Fig. 5. Analysis of the gene conversion intermediates in swi mutant strains. The panels show autoradiograms of the PCR products, resolved through a native polyacrylamide gel, of genomic DNA isolated from wild-type and the three classes of swi mutant strains, as indicated. Twenty cycles were used with the P1–P2 primer pair, which serves as internal control, and 25 cycles were used with the P1–P3 and P1–P4 pairs.

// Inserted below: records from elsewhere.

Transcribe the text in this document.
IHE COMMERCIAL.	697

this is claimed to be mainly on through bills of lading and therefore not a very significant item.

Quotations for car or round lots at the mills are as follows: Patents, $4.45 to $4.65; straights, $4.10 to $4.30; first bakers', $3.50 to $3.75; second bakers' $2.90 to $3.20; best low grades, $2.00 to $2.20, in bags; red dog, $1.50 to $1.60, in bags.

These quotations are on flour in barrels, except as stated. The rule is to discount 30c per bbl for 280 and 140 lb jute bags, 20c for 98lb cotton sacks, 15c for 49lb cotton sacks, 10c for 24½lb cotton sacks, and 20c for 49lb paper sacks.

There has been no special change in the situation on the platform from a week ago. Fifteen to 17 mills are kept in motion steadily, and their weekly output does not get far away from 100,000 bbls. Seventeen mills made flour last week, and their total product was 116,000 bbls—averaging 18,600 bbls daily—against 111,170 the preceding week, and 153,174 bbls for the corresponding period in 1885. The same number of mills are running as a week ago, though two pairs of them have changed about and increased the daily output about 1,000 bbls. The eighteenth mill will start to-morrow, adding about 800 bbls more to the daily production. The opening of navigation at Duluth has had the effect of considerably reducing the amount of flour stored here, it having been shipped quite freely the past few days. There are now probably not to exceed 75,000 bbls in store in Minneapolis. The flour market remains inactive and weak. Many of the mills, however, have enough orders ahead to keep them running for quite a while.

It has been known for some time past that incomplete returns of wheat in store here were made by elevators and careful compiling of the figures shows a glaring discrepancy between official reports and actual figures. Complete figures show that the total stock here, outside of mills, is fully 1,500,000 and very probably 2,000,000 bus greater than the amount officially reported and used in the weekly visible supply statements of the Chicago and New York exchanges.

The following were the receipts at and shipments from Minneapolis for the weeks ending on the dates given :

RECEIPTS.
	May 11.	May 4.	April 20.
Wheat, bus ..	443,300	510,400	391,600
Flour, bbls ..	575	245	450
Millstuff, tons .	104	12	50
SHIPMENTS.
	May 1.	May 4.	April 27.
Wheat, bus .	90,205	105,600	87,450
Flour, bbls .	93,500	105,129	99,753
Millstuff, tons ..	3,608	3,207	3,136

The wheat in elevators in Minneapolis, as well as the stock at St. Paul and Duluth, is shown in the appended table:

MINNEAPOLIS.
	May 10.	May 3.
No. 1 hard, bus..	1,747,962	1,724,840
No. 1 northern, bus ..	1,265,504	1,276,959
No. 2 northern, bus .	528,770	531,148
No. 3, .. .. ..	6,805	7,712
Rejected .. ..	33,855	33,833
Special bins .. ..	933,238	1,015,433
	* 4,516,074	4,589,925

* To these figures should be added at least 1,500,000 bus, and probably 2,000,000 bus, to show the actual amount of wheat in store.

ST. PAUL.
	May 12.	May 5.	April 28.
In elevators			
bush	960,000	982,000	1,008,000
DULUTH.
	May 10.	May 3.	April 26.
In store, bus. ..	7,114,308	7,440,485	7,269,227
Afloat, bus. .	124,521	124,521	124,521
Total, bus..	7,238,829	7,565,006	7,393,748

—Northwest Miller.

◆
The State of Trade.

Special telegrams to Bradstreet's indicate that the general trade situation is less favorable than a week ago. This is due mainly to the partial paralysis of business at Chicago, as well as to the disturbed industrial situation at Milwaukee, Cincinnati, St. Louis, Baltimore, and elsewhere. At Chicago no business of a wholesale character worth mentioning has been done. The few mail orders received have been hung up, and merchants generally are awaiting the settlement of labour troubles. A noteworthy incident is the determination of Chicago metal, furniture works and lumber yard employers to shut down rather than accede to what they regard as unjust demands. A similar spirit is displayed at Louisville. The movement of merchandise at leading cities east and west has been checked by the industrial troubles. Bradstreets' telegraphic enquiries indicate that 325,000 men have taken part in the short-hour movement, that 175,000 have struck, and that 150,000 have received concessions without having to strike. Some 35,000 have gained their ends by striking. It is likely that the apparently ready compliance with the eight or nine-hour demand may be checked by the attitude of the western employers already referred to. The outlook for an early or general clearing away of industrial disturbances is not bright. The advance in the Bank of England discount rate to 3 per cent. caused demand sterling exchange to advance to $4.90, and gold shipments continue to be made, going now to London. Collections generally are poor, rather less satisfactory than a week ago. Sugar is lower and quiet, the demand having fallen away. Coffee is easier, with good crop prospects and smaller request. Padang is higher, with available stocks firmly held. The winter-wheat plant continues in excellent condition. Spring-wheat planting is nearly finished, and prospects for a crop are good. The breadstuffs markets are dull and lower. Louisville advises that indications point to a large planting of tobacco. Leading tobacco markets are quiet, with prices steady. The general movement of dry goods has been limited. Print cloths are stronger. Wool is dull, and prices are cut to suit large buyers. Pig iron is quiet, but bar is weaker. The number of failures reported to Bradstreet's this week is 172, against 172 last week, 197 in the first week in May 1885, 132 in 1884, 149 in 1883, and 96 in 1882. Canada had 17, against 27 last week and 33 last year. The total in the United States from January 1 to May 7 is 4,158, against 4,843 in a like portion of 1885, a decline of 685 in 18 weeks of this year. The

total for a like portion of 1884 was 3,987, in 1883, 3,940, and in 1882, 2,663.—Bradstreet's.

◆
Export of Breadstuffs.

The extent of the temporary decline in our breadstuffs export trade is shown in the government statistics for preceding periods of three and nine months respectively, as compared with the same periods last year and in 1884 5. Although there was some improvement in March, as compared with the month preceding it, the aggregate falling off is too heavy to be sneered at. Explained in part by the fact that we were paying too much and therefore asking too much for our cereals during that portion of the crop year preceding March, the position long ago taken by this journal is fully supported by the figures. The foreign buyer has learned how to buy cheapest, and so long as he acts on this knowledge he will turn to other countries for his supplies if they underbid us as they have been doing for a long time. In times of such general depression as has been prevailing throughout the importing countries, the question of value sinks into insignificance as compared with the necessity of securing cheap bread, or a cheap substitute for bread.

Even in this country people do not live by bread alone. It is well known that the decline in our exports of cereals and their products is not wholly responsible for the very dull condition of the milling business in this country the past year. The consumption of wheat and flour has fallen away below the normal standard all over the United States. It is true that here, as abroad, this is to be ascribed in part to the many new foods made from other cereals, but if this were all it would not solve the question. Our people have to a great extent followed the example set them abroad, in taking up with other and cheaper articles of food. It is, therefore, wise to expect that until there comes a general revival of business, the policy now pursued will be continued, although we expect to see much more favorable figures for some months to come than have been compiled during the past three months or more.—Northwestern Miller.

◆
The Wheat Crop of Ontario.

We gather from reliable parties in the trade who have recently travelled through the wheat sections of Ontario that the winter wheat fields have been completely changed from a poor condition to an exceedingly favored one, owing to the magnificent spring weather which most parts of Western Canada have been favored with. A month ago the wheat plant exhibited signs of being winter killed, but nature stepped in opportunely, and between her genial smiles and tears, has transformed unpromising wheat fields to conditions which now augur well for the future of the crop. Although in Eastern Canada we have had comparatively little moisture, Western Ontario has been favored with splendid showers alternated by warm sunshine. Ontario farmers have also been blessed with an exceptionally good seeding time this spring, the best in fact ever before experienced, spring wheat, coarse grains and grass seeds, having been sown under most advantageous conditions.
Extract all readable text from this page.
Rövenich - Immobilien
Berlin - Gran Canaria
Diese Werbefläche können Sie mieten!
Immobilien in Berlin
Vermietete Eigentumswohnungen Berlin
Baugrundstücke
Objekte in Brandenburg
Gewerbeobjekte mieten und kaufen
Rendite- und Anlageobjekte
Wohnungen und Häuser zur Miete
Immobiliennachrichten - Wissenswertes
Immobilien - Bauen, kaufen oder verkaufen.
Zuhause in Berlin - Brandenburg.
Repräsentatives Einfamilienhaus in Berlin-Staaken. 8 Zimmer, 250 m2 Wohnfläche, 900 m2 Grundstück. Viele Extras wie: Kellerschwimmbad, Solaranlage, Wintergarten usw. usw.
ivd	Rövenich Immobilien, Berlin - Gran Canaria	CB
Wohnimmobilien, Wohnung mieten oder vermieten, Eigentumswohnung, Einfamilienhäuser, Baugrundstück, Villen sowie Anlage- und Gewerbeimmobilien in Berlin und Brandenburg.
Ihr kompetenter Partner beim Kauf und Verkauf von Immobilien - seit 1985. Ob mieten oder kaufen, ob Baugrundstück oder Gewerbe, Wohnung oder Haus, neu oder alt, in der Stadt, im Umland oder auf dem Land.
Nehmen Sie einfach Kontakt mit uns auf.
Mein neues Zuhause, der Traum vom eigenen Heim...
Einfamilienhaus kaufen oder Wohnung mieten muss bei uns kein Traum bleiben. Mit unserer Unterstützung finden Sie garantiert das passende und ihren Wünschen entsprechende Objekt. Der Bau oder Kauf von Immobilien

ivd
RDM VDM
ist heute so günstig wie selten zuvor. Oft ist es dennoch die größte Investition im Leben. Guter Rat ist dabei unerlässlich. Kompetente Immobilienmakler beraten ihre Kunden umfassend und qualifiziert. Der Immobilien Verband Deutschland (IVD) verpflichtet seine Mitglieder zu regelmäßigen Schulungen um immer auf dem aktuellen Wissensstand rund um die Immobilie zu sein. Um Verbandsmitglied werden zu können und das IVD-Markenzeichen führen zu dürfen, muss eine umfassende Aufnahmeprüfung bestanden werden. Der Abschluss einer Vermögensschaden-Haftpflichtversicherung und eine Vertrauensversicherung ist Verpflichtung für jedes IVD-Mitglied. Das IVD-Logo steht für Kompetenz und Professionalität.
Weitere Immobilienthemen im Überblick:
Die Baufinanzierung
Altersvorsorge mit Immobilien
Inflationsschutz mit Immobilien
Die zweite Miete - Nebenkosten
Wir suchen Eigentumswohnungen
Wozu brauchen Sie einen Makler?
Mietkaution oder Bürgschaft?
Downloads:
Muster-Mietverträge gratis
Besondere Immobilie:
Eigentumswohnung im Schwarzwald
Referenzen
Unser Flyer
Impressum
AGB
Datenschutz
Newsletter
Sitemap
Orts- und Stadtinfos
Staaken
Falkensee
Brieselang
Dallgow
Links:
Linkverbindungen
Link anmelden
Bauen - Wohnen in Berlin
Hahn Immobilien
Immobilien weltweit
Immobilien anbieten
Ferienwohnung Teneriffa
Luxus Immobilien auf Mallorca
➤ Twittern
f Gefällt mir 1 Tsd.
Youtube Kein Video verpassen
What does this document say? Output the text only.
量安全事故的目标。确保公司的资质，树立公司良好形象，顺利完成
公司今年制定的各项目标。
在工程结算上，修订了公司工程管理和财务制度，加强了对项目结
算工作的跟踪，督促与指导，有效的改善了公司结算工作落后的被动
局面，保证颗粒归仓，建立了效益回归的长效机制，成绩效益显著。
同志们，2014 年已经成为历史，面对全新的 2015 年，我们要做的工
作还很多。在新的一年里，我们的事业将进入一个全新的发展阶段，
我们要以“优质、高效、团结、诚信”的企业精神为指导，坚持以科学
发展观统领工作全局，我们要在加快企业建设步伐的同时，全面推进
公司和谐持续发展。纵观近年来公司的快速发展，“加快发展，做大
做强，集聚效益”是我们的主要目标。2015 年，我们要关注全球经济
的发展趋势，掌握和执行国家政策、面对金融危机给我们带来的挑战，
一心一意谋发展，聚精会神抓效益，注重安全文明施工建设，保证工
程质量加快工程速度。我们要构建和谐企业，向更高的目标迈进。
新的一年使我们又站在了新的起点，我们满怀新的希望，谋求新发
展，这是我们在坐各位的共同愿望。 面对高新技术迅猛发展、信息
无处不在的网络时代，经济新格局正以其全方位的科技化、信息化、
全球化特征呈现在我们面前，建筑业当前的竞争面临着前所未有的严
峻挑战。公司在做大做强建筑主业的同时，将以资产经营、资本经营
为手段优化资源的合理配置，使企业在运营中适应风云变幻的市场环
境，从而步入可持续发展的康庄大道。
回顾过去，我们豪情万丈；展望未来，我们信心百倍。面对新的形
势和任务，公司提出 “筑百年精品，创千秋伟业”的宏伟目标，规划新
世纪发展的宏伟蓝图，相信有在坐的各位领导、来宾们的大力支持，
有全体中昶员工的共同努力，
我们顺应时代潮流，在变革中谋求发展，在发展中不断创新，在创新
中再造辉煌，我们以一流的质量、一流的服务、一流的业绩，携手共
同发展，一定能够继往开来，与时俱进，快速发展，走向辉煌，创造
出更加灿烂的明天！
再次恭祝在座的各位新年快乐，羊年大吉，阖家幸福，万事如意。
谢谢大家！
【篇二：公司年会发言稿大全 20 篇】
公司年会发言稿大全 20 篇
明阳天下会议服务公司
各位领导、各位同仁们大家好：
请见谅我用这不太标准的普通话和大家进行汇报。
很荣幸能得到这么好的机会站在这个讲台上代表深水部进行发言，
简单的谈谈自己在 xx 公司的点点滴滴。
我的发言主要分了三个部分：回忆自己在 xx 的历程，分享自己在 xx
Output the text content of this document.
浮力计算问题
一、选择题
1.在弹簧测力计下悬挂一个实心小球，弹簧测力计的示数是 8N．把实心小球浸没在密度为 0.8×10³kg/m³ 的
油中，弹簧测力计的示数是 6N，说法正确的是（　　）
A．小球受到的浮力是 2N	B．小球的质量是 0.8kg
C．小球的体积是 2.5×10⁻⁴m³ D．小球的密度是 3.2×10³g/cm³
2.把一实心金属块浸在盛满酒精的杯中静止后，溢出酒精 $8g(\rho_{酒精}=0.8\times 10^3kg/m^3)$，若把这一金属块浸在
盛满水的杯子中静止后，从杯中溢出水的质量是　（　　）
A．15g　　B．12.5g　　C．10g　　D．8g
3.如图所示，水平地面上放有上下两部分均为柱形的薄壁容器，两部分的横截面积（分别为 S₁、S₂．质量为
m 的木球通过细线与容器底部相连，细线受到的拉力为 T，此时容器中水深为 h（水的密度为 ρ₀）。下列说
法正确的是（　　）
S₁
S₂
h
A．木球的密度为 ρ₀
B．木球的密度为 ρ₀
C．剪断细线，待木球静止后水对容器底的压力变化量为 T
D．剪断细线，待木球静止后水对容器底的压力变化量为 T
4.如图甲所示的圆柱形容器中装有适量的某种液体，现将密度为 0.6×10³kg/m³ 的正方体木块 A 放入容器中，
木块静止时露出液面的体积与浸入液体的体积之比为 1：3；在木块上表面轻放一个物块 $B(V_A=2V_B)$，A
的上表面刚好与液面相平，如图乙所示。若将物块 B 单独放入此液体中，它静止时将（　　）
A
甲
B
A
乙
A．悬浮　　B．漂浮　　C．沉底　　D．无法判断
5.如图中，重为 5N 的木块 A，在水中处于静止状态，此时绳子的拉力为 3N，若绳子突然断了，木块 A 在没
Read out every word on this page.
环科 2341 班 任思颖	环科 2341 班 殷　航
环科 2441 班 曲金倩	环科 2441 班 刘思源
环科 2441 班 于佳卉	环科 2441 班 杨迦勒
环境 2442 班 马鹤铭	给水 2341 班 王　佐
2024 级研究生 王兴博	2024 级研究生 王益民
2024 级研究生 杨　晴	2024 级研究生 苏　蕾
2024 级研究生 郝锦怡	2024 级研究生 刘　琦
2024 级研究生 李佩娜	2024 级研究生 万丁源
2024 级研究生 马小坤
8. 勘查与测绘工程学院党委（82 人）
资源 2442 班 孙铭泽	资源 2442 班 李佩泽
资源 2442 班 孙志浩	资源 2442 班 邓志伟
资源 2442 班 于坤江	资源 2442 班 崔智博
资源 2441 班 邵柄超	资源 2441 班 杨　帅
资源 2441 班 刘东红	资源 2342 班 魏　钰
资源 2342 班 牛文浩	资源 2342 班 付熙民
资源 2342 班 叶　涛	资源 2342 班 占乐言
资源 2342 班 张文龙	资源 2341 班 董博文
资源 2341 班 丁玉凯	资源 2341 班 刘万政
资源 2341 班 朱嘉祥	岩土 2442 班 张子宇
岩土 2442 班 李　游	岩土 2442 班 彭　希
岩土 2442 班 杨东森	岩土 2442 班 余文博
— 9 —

Fig. 6. Replication–recombination coupled model. Only the mating-type switches from P to M using the leading strand synthesis are represented for clarity. The H1, H2 and H3 boxes are indicated and the DNA modification on the mat1 upper strand is symbolized by an asterisk. The modified mat1P^* locus in G₁-phase (a). The interrupted replication fork arriving from the right provided the 3′-OH invading strand (b). A double-stranded DNA end is formed transitorily (c). Strand invasion in the H1 homology box of the opposite silent cassette, mat3M in this example (d). DNA synthesis is initiated and the newly synthesized strand is displaced from its template, forming a migrating D-loop (Ferguson and Holloman, 1996) (e). When copy synthesis has passed the H2–H3 boxes (DNA intermediates used as template in the PCR assay), an intramolecular secondary structure can be formed (f), recognition by the swi4/8 gene products may stop DNA synthesis, followed by resolution mediated by the swi9/10 gene products (see the text for details). Upon resolution, DNA synthesis can proceed, giving one unswitched chromatid (mat1P^*) capable of switching again during the next replication and one switched-intact chromatid (mat1M), which will be modified asymmetrically (^*) during the next replication (z).